A Celsa y a Nacho.
Después de tres días en coma, y contra todo pronóstico, la mañana del sábado Camilo despertó. Supe por su mirada que me reconocía y, pese a que apenas podía hablar, le pude entender que me decía: Ignacio, ¿xa desayunaches?
Una vez, siendo niño (mucho antes de conocer a Camilo, incluso a Celsa, su nieta), soñé que este momento llegaría.
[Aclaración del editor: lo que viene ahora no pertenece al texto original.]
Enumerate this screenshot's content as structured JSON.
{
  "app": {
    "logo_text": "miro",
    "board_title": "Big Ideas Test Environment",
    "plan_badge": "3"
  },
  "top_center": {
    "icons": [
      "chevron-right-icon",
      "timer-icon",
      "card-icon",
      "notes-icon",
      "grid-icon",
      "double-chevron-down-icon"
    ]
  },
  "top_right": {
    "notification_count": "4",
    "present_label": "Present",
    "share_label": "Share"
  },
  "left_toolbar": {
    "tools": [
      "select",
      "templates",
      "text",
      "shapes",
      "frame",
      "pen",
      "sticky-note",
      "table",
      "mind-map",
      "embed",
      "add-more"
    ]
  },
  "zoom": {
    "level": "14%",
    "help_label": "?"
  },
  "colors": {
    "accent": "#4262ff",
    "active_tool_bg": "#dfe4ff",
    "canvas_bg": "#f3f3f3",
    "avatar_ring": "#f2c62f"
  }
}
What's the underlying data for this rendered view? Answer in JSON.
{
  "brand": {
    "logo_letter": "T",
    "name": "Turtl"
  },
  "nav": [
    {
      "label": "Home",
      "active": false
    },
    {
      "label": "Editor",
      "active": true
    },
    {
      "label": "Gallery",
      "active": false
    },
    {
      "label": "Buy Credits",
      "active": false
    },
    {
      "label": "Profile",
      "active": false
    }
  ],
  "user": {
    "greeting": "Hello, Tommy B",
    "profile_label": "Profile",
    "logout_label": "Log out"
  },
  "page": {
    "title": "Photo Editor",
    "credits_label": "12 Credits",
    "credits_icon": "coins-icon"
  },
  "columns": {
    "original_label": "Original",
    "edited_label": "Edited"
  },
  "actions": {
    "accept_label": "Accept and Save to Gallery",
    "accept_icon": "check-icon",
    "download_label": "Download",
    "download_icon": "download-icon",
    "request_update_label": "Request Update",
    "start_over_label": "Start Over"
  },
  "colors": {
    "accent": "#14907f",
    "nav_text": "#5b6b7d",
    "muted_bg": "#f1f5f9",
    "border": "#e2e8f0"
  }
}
'Desayuné, si' – respondí, y una enorme sonrisa se dibujó en mi rostro. Hasta dos segundos antes había pensando que jamás volvería a escuchar su voz. Y ahí estaba de nuevo, mirándome con sus ojos vivos. Le tomó algún tiempo recuperar la palabra, y lo hizo al comienzo de un modo casi inaudible, aunque yo entendía bien lo que me decía: –
ben, agora teño que contar unha historia que só pode ser oído con barriga chea. Y ahí comenzó su relato, hilvanando cada frase con la cadencia relajada, distante y cercana a la vez de quien viene de realizar un viaje largo del que no pensaba regresar.
He hecho algunos esfuerzos por intentar recoger por escrito las cosas que me contó aquella larga tarde. Porque, a decir verdad, a estas alturas ya no sé bien que parte de su historia me la expresaba en palabras y cual era narrada con el lenguaje silencioso de su mirar vivo. Puede tal vez que gran parte del relato lo haya yo intuido, inspirado por la luz clara entrando en la habitación esa tarde del invierno o inundando el verdor de su huerto la primavera anterior. Mentiría además si no reconociese que, algunos aspectos de detalle me fueron aclarados a posteriori por su gato, que siempre va y viene libre, como él. El libro abierto de las arrugas de su rostro me dio las claves finales para completar esta historia breve, que comienza así:
Camilo cumplirá cien años en febrero.